Periventricular leukomalacia (PVL) is a form of white-matter brain injury, characterized by the necrosis (more often coagulation) of white matter near the lateral ventricles. It can affect newborns and (less commonly) fetuses; premature infants are at the greatest risk of neonatal encephalopathy which may lead to this condition. Affected individuals generally exhibit motor control problems or other developmental delays, and they often develop cerebral palsy or epilepsy later in life. The white matter in preterm born children is particularly vulnerable during the third trimester of pregnancy when white matter developing takes place and the myelination process starts around 30 weeks of gestational age.

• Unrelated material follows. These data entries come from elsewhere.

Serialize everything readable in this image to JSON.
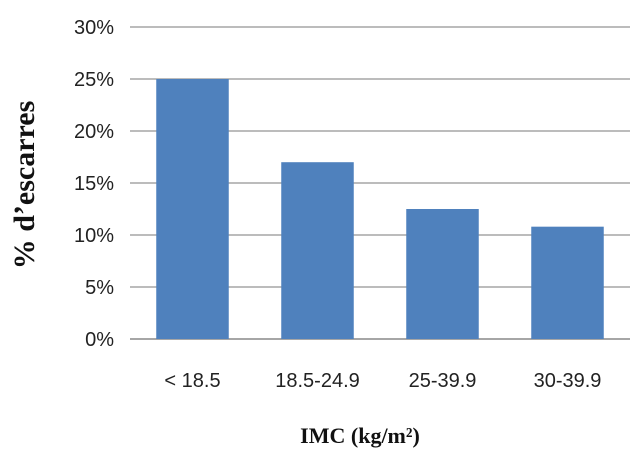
{
  "chart_data": {
    "type": "bar",
    "title": "",
    "xlabel": "IMC (kg/m²)",
    "ylabel": "% d’escarres",
    "categories": [
      "< 18.5",
      "18.5-24.9",
      "25-39.9",
      "30-39.9"
    ],
    "values": [
      25,
      17,
      12.5,
      10.8
    ],
    "ylim": [
      0,
      30
    ],
    "yticks": [
      "0%",
      "5%",
      "10%",
      "15%",
      "20%",
      "25%",
      "30%"
    ],
    "grid": true,
    "legend": "none",
    "bar_color": "#4f81bd",
    "grid_color": "#a6a6a6"
  }
}
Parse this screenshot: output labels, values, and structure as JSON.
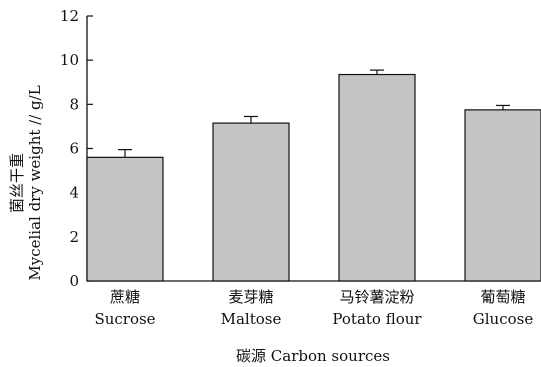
{
  "chart_data": {
    "type": "bar",
    "categories": [
      {
        "zh": "蔗糖",
        "en": "Sucrose"
      },
      {
        "zh": "麦芽糖",
        "en": "Maltose"
      },
      {
        "zh": "马铃薯淀粉",
        "en": "Potato flour"
      },
      {
        "zh": "葡萄糖",
        "en": "Glucose"
      }
    ],
    "values": [
      5.6,
      7.15,
      9.35,
      7.75
    ],
    "errors": [
      0.35,
      0.3,
      0.2,
      0.2
    ],
    "xlabel": "碳源 Carbon sources",
    "ylabel_zh": "菌丝干重",
    "ylabel_en": "Mycelial dry weight // g/L",
    "ylim": [
      0,
      12
    ],
    "yticks": [
      "0",
      "2",
      "4",
      "6",
      "8",
      "10",
      "12"
    ],
    "grid": false,
    "bar_color": "#c4c4c4",
    "bar_edge_color": "#111111"
  }
}
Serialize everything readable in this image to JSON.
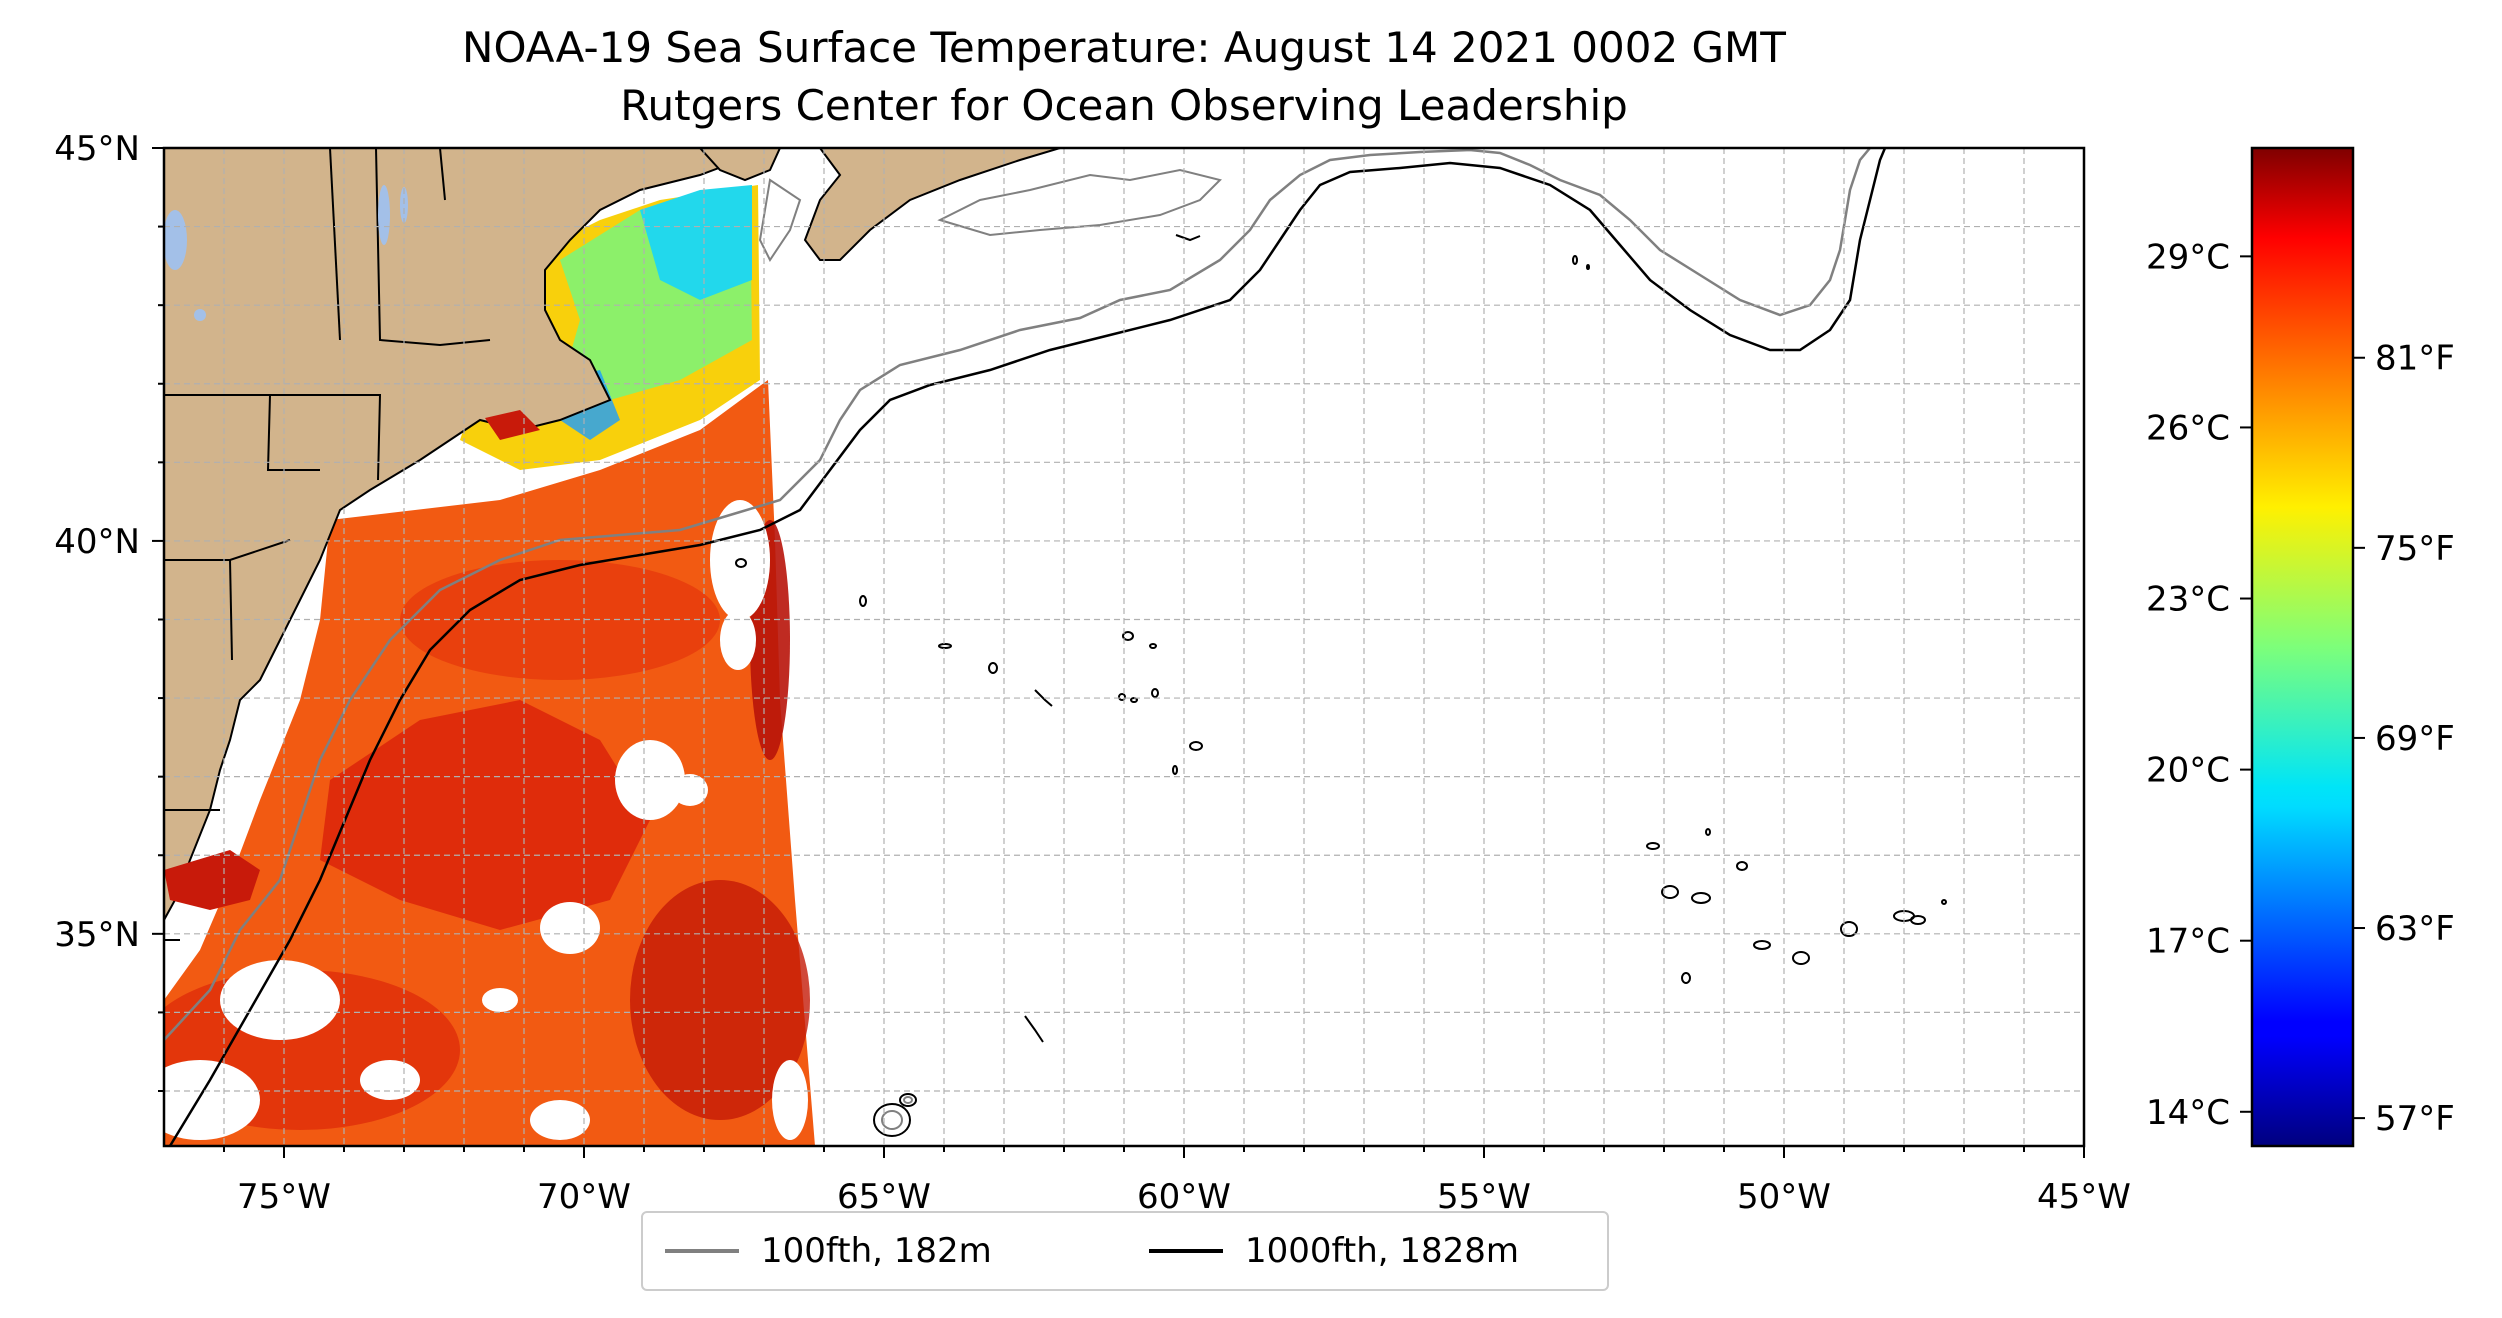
{
  "title": {
    "line1": "NOAA-19 Sea Surface Temperature: August 14 2021 0002 GMT",
    "line2": "Rutgers Center for Ocean Observing Leadership"
  },
  "map": {
    "lon_range": [
      -77,
      -45
    ],
    "lat_range": [
      32.3,
      45
    ],
    "lon_ticks": [
      "75°W",
      "70°W",
      "65°W",
      "60°W",
      "55°W",
      "50°W",
      "45°W"
    ],
    "lat_ticks": [
      "35°N",
      "40°N",
      "45°N"
    ],
    "gridlines": true,
    "land_color": "#d2b48c",
    "ocean_color": "#ffffff"
  },
  "legend": {
    "placement": "bottom-center",
    "entries": [
      {
        "label": "100fth, 182m",
        "color": "#808080"
      },
      {
        "label": "1000fth, 1828m",
        "color": "#000000"
      }
    ]
  },
  "colorbar": {
    "colormap": "jet",
    "celsius_ticks": [
      "29°C",
      "26°C",
      "23°C",
      "20°C",
      "17°C",
      "14°C"
    ],
    "fahrenheit_ticks": [
      "81°F",
      "75°F",
      "69°F",
      "63°F",
      "57°F"
    ]
  }
}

This pathology of the brain was described under various names ("encephalodystrophy", "ischemic necrosis", "periventricular infarction", "coagulation necrosis", "leukomalacia," "softening of the brain", "infarct periventricular white matter", "necrosis of white matter", "diffuse symmetrical periventricular leukoencephalopathy"), and more often by German scientists, but the worldwide dissemination was the term periventricular leukomalacia, introduced in 1962 B. A. Banker and J. C. Larroche. The term can be misleading, because there is no softening of the tissue in PVL. Vlasyuk and Tumanov in 1985 published the world's first monograph devoted to PVL. Vlasyuk (1981) first revealed the high incidence of optic radiation lesions and demonstrated that PVL is a persistent process where old necrosis can join new foci of PVL at different stages of development.

In the process of morphogenesis focuses PVL pass through three stages: 1) necrosis, 2) resorption, and 3) the formation gliosis scars or cysts. Cysts occur when large and confluent focuses of PVL, with mixed necrosis (kollikvacia in the center and coagulation rim at the periphery). Around the foci is generally defined area of other lesions of the brain white matter - the death of prooligodendrocytes, proliferation mikrogliocytes and astrocytes, swelling, bleeding, loss of capillaries, and others (the so-called "diffuse component PVL"). However, diffuse lesions without necrosis are not PVL.